Question

If \[\sin A - \cos A = k,\] then ${\sin ^3}A - {\cos ^3}A = $
A.$3k + {k^3}$
B.$3k - {k^3}$
C.$\dfrac{{3k + {k^3}}}{2}$
D.$\dfrac{{3k - {k^3}}}{2}$

Answer 1

Hint: Here we will use different identities using the formula for the square of the difference of two terms and cube of the difference between two terms. Also, use the identity of the square of sine and cosine functions.

Complete step-by-step answer:
Take the given expression –
\[\sin A - \cos A = k\] .... (i)
Take square on both sides of the equation. Use the identity of difference of cube formula: ${(a - b)^2} = {a^2} - 2ab + {b^2}$
${\sin ^2}A - 2\sin A\cos A + {\cos ^2}A = {k^2}$
Also, the identity states that ${\sin ^2}A + {\cos ^2}A = 1$ . Place the values in the above equation.
$
  \operatorname{s} \underline {i{n^2}A + {{\cos }^2}A} - 2\sin A\cos A = {k^2} \\
   \Rightarrow 1 - 2\sin A\cos A = {k^2} \\
 $
Make sine and cosine the subject and take rest on one side of the equation-
$ \Rightarrow 1 - {k^2} = 2\sin A\cos A$
When the term multiplicative at one side changes its side, then it goes in the division.
$ \Rightarrow \sin A\cos A = \dfrac{{1 - {k^2}}}{2}$ ...... (ii)
Again take the given expression
\[\sin A - \cos A = k\]
Take the cube of the given equation on both sides of the equation.
\[{\left( {\sin A - \cos A} \right)^3} = {k^3}\]
Use the identity of difference of cube formula: ${(a - b)^3} = {a^3} - {b^3} - 3ab(a - b)$
\[ \Rightarrow {\sin ^3}A - {\cos ^3}A - 3\cos A\sin A(\operatorname{Sin} A - \cos A) = {k^3}\]
Place the value in the above equation from the equation (i)
\[ \Rightarrow {\sin ^3}A - {\cos ^3}A - 3\cos A\sin A(k) = {k^3}\]
Take all the terms on one side and the required terms on the left hand side of the equation.
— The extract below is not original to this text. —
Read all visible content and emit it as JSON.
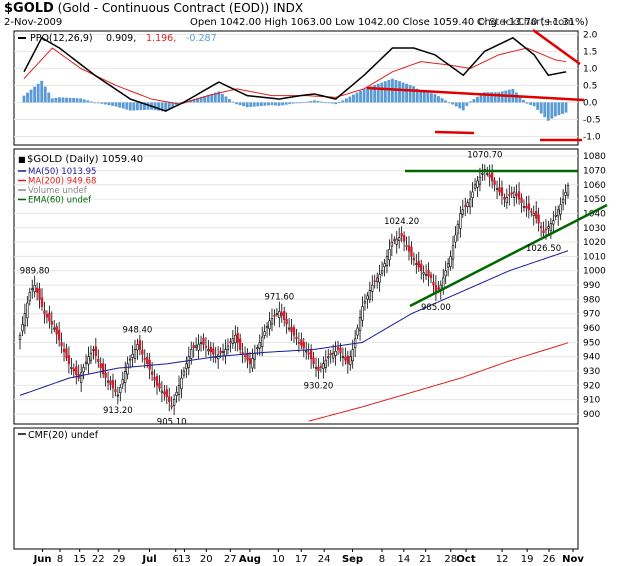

When the term is moved from one side to another of the equation, then the sign of the term is also changed. Positive terms become negative and vice-versa.
\[ \Rightarrow {\sin ^3}A - {\cos ^3}A = {k^3} + 3\cos A\sin A(k)\]
Take the common multiple on the right hand side of the equation –
\[ \Rightarrow {\sin ^3}A - {\cos ^3}A = k({k^2} + 3\cos A\sin A)\]
Place the values in the above equation from equation (ii)
\[ \Rightarrow {\sin ^3}A - {\cos ^3}A = k({k^2} + 3\left( {\dfrac{{1 - {k^2}}}{2}} \right))\]
Simplify the above equation –
\[ \Rightarrow {\sin ^3}A - {\cos ^3}A = k({k^2} + \left( {\dfrac{{3 - 3{k^2}}}{2}} \right))\]
Take LCM on the right hand side of the equation-
\[ \Rightarrow {\sin ^3}A - {\cos ^3}A = \dfrac{k}{2}(2{k^2} + 3 - 3{k^2})\]
Add and subtract among like terms –
\[ \Rightarrow {\sin ^3}A - {\cos ^3}A = \dfrac{k}{2}(\underline {2{k^2} - 3{k^2}} + 3)\]
Remember when you do subtraction and addition among the terms do subtraction and give signs of greater numbers.
\[ \Rightarrow {\sin ^3}A - {\cos ^3}A = \dfrac{k}{2}( - {k^2} + 3)\]
Above equation can be re-written as –
\[ \Rightarrow {\sin ^3}A - {\cos ^3}A = (\dfrac{{3k - {k^3}}}{2})\]
So, the correct answer is “\[ {\sin ^3}A - {\cos ^3}A = (\dfrac{{3k - {k^3}}}{2})\]”.

Note: Always remember the basic standard formulas of the algebraic expressions to expand the terms. Place the value using the relevant trigonometric function and reduce the resultant expansion. Remember and apply the basic trigonometric identities.